Best development practices state that you should keep your changeset comments meaningful. Comments like “another small fix” or “HTML updated” or (empty comment) aren’t very descriptive. I’ve even discovered that using ticket number (“fixes #4”) as a comment is neither good idea (it may happen that you will decouple your repository browser from issue tracker, like I did, when started using Warehouse).
Though lots of developers don’t write descriptive comments on changesets or do it rarely. I am not an exception — I have this sin, too. Some of my comments have no real sense. For years, I was lazy enough to not to read svn book or to google a bit. Now I’ve decided to spend that 10 minutes, and voila — now I can update my comments when they are already made. That’s pretty simple.
First of all, make sure you have copied repo/hooks/pre-revprop-change.tmp to repo/hooks/pre-revprop-change (or just created simple `exit 0’ sh script with this name) and made it executable.

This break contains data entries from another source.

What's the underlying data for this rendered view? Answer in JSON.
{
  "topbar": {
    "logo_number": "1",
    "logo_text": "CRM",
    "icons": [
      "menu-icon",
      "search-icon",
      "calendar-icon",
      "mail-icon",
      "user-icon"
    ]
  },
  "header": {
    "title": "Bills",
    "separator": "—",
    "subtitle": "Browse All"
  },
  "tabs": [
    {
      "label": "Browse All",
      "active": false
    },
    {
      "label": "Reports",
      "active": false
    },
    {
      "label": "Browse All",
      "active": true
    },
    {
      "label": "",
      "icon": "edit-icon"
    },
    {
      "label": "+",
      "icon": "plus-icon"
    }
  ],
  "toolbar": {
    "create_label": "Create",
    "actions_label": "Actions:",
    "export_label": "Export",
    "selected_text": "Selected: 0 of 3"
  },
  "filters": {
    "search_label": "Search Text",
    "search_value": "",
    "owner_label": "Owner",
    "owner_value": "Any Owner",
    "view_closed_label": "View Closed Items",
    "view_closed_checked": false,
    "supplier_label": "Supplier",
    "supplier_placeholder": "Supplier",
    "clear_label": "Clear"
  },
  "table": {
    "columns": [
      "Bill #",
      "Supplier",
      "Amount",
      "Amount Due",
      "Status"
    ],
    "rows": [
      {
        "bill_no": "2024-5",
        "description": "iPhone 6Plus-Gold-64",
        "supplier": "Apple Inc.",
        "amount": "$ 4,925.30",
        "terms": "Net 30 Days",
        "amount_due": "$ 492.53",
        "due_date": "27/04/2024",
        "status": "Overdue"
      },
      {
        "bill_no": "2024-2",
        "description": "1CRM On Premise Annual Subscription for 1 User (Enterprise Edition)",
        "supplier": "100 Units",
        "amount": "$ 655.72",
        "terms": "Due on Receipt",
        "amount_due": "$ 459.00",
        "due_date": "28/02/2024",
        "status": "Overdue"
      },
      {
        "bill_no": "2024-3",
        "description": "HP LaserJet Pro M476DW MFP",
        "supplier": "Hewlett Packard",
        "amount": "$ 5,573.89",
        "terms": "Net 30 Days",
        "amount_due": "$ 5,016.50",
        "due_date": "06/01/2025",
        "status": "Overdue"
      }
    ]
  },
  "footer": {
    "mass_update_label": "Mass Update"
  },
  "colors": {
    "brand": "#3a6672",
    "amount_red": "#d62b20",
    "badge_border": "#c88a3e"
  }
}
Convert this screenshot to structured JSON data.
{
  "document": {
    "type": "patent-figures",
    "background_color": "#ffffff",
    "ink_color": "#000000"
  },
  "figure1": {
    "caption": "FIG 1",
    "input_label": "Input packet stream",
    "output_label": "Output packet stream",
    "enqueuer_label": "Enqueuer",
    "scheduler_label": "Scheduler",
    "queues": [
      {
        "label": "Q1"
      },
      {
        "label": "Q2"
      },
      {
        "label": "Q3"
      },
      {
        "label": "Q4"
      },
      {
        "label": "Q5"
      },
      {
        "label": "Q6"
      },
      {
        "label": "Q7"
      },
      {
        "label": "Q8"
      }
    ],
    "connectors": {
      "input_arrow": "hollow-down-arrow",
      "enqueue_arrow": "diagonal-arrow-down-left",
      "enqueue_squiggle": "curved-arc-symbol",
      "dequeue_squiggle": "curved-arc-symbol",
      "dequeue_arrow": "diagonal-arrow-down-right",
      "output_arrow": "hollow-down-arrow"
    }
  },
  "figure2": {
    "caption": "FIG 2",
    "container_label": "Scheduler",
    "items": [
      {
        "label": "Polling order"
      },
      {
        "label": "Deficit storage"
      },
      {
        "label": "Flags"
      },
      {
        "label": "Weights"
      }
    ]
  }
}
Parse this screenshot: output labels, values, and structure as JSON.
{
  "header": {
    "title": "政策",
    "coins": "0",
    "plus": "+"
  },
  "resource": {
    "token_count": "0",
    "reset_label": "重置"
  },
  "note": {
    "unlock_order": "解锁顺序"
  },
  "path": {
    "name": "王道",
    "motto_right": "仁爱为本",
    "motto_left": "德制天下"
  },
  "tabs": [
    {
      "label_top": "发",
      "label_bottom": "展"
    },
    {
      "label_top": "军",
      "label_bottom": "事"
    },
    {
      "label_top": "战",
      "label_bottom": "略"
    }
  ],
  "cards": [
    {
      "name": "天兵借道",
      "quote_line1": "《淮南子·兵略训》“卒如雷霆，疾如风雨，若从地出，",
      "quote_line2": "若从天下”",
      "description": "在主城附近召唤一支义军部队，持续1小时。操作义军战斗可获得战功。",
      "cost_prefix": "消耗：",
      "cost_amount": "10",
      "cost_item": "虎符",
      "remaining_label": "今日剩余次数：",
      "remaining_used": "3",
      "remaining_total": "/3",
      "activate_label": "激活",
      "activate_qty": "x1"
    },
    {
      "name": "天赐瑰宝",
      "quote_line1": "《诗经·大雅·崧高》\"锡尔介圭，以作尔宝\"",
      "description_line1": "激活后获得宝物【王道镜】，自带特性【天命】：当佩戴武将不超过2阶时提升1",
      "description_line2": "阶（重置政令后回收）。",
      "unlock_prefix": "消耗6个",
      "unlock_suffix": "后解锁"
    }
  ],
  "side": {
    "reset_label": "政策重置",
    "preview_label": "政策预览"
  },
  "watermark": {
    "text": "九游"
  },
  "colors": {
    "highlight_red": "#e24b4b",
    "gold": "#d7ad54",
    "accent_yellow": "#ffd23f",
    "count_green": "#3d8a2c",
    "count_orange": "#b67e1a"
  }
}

Then you could do something like:
$ svn propset svn:log --revprop -r <REVISION> "My corrected log message" <URL>
# or
$ svn propset svn:log --revprop -r <REVISION> -F <file-with-corrected-log-message.txt> <URL>
# or
$ svn propedit svn:log --revprop -r <REVISION>
If you use Warehouse, you fill find that first of all, it does not syncs it automatically, so you have to copy that post-commit hook behavior to pre-revprop-change or run it manually. Though 1.0.4 doesn’t work well with that kind of changes (it will not sync them), so you have to apply this patch





Setting up warehouse instead of trac soon, so that patch will come in handy!